We're going to start things off with a before and after shot because I feel like this is the type of post I've seriously neglected in the past. And I think this is a parlor trick that will interest both photographers and innocent bystanders alike.

Last month I was in Hawaii for Jon and Katye's wedding (I'll be blogging a lot more about that later) and of course, everywhere we went, the scenery was incredible! When you're photographing a destination wedding, that location tends to become the "theme" and it's important to include that in as many of the pictures as possible. You want to bring home that feeling of awe and excitement with you to relive over and over. So for this picture, I found it absolutely necessary to include the ocean and the palm trees in the picture. It just wasn't going to be an epic moment without it! But if you're a photographer, you know the lighting nightmare I have here. They're in half shade while the palm trees and ocean were in full blazing sun. The camera can't get a good exposure on both...you're going to lose one or the other. And since they were at the edge of a balcony three stories up, there was no way to get a flash out in front of them. And I CERTAINLY wasn't going to use on-camera flash (don't get me STARTED, don't EVEN get me STARTED!! haha). Some might wonder if I could have bounced some flash off of the balcony above but it didn't stick out far enough to light all the girls and I didn't want to curtail the moment by directing them to easily lit locations. Also, the direction of the light would have still given it an unnatural look and I loved how the natural light was looking.

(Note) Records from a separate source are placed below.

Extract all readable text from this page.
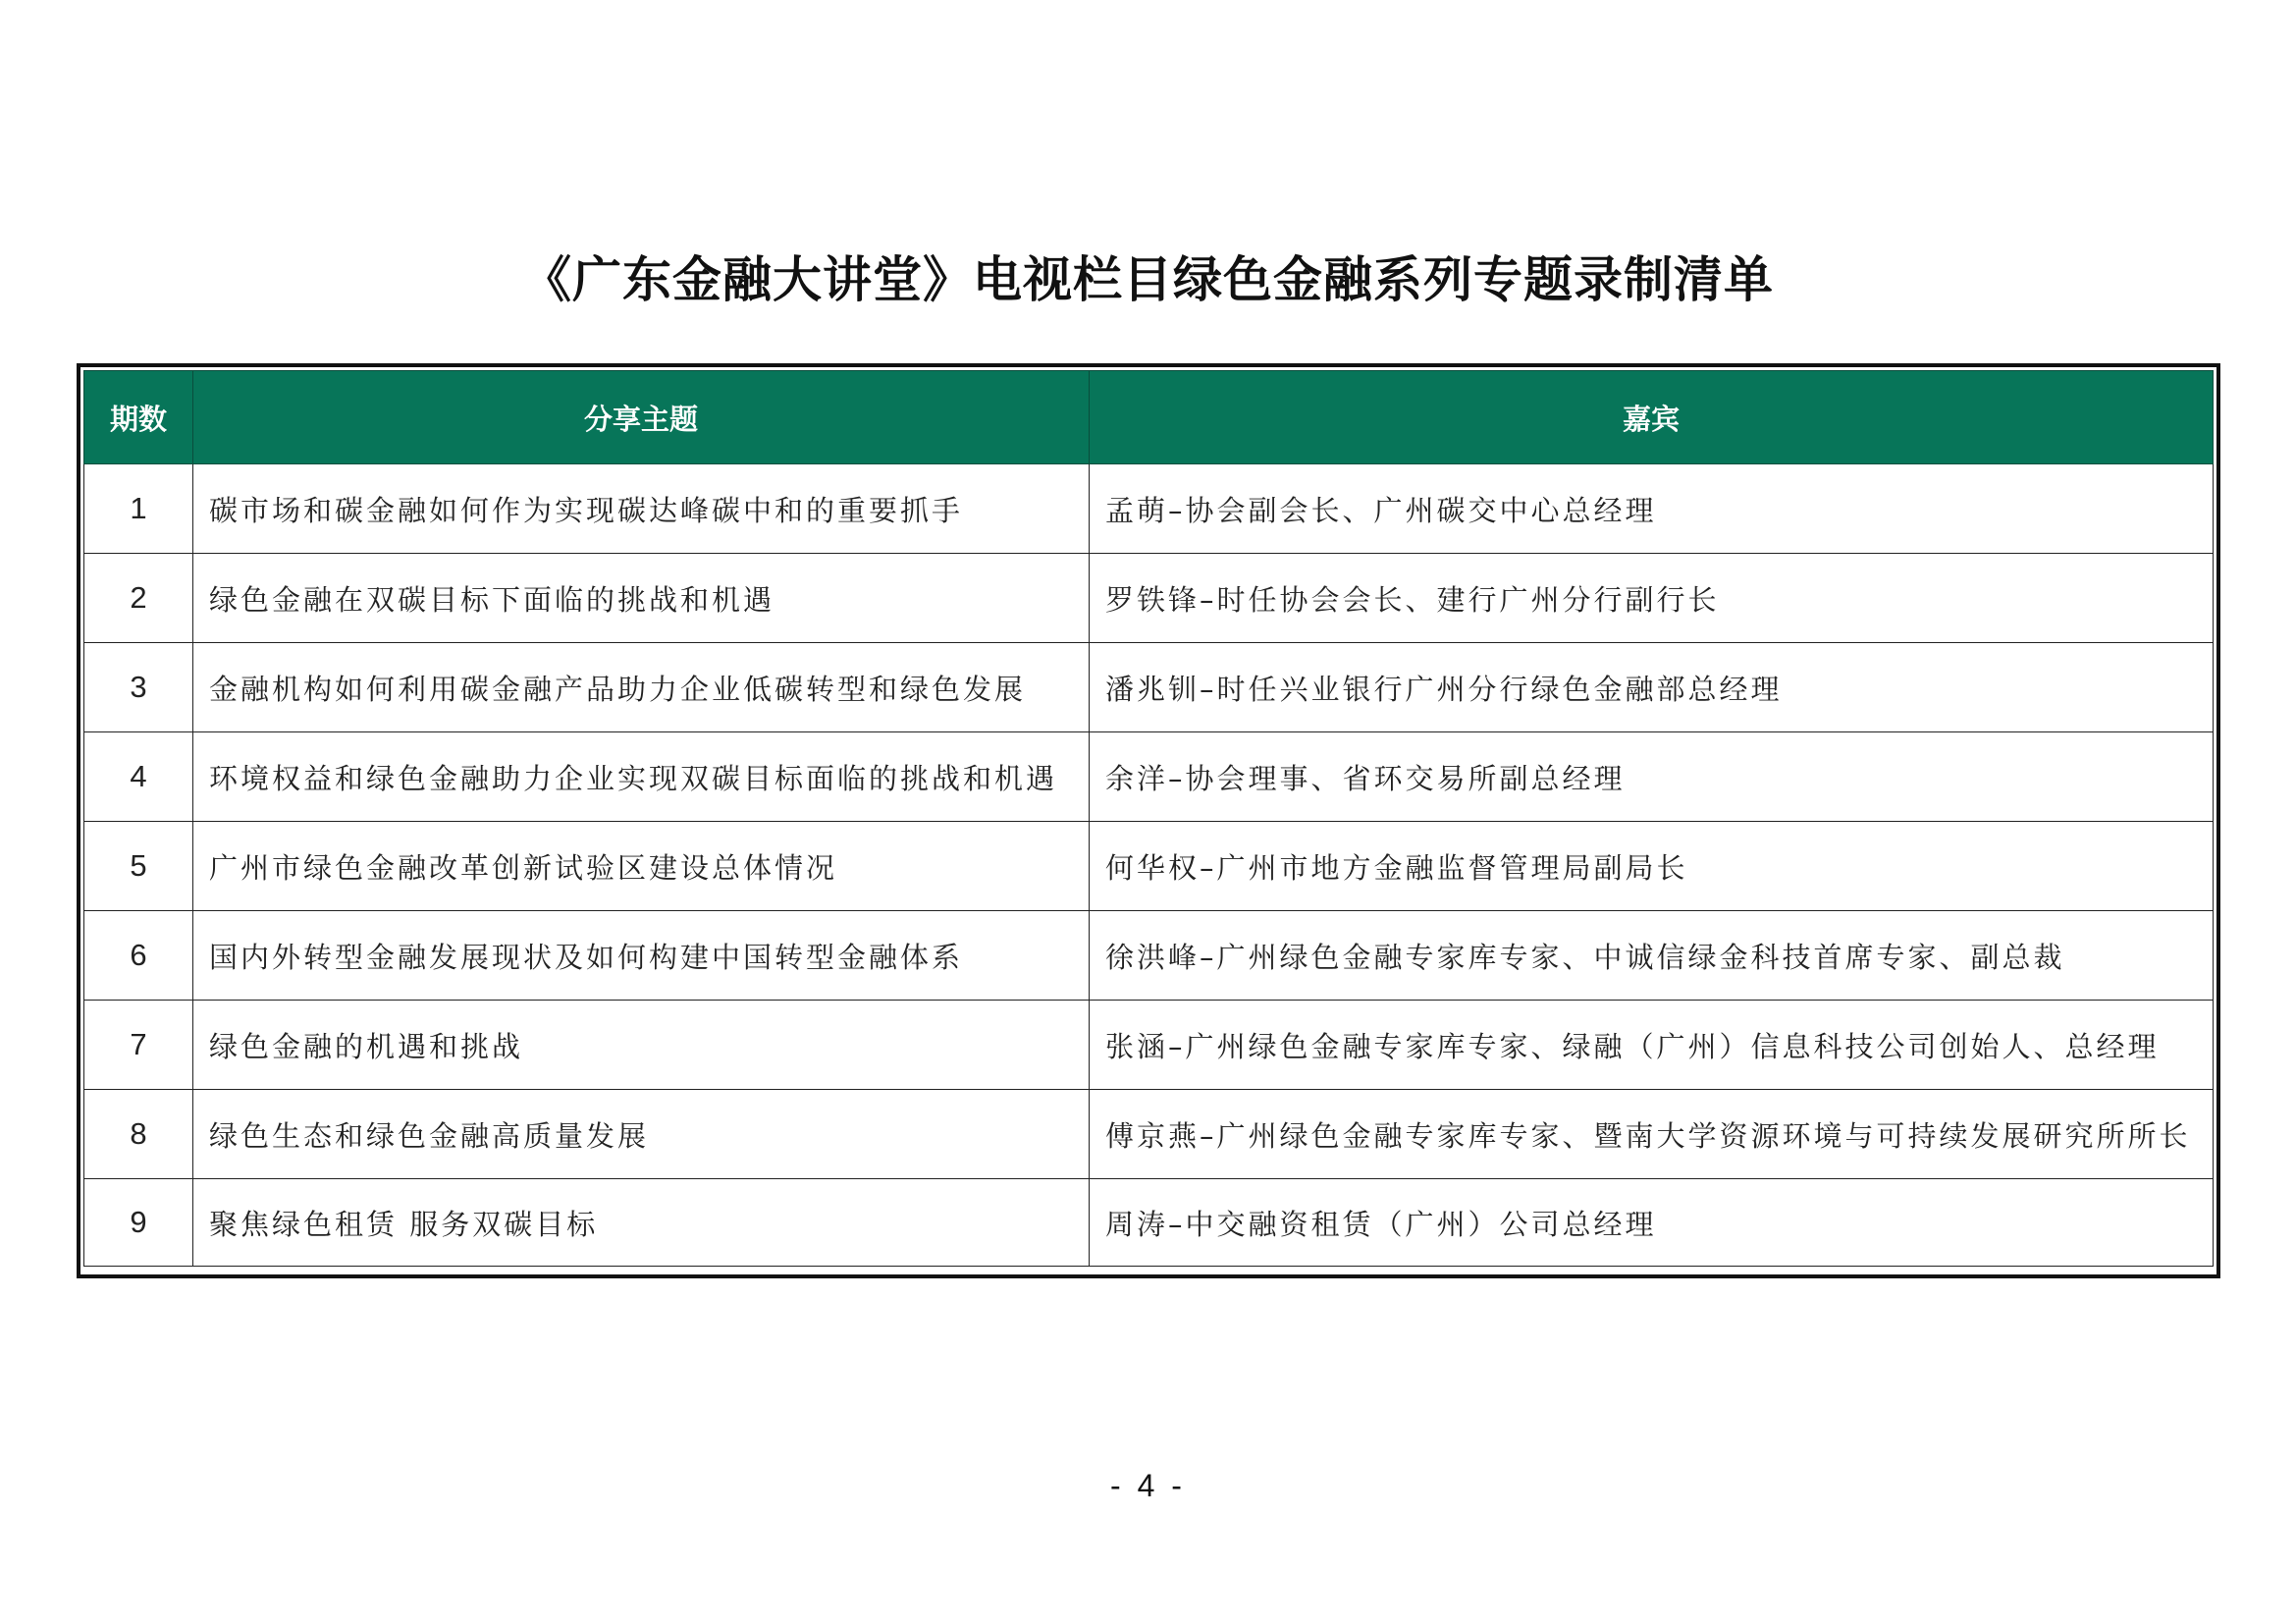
《广东金融大讲堂》电视栏目绿色金融系列专题录制清单
期数	分享主题	嘉宾
1	碳市场和碳金融如何作为实现碳达峰碳中和的重要抓手	孟萌–协会副会长、广州碳交中心总经理
2	绿色金融在双碳目标下面临的挑战和机遇	罗铁锋–时任协会会长、建行广州分行副行长
3	金融机构如何利用碳金融产品助力企业低碳转型和绿色发展	潘兆钏–时任兴业银行广州分行绿色金融部总经理
4	环境权益和绿色金融助力企业实现双碳目标面临的挑战和机遇	余洋–协会理事、省环交易所副总经理
5	广州市绿色金融改革创新试验区建设总体情况	何华权–广州市地方金融监督管理局副局长
6	国内外转型金融发展现状及如何构建中国转型金融体系	徐洪峰–广州绿色金融专家库专家、中诚信绿金科技首席专家、副总裁
7	绿色金融的机遇和挑战	张涵–广州绿色金融专家库专家、绿融（广州）信息科技公司创始人、总经理
8	绿色生态和绿色金融高质量发展	傅京燕–广州绿色金融专家库专家、暨南大学资源环境与可持续发展研究所所长
9	聚焦绿色租赁 服务双碳目标	周涛–中交融资租赁（广州）公司总经理
- 4 -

So what did I do? I went halvsies. I under exposed the girls a little and over exposed the sky, the palm trees, and the ocean. And it looks AWFUL, doesn't it? This is an example of one of the FEW pictures I'm totally embarrassed to show people on the back of my camera. I mean, EVERY picture gets some special treatment in Lightroom and some sharpening in Photoshop, but usually the effect is still completely recognizable so I show many of them to my clients as I go. But this is one I would hide because I don't have time to explain my vision for the end result and how much different it will look...and why!


Believe it or not, this is the same picture and all I did was use Lightroom to increase the exposure on one half of the image and decrease the exposure on the other half using the brush tool. If I had shot in jpg, there would be no pulling those clouds and blue sky back out of this picture. But in RAW, there's so much more information still there. It's really incredible. Shooting in RAW isn't something you should use as a failsafe to catch you if you screw up the exposure...it's a means of expanding the latitude of your pictures.

Now, does this mean that the next time you try taking that picture of your niece in the shade of a tree and the background is white that all you need to do is turn your camera to RAW and you can come home and make it better? NO. That will look horrific and fake....don't do it. The background and the subject should be lit SIMILARLY, not entirely different. Please use this trick responsibly! :)


I hope this has been enlightening (pun intended). Enjoy discovering RAW!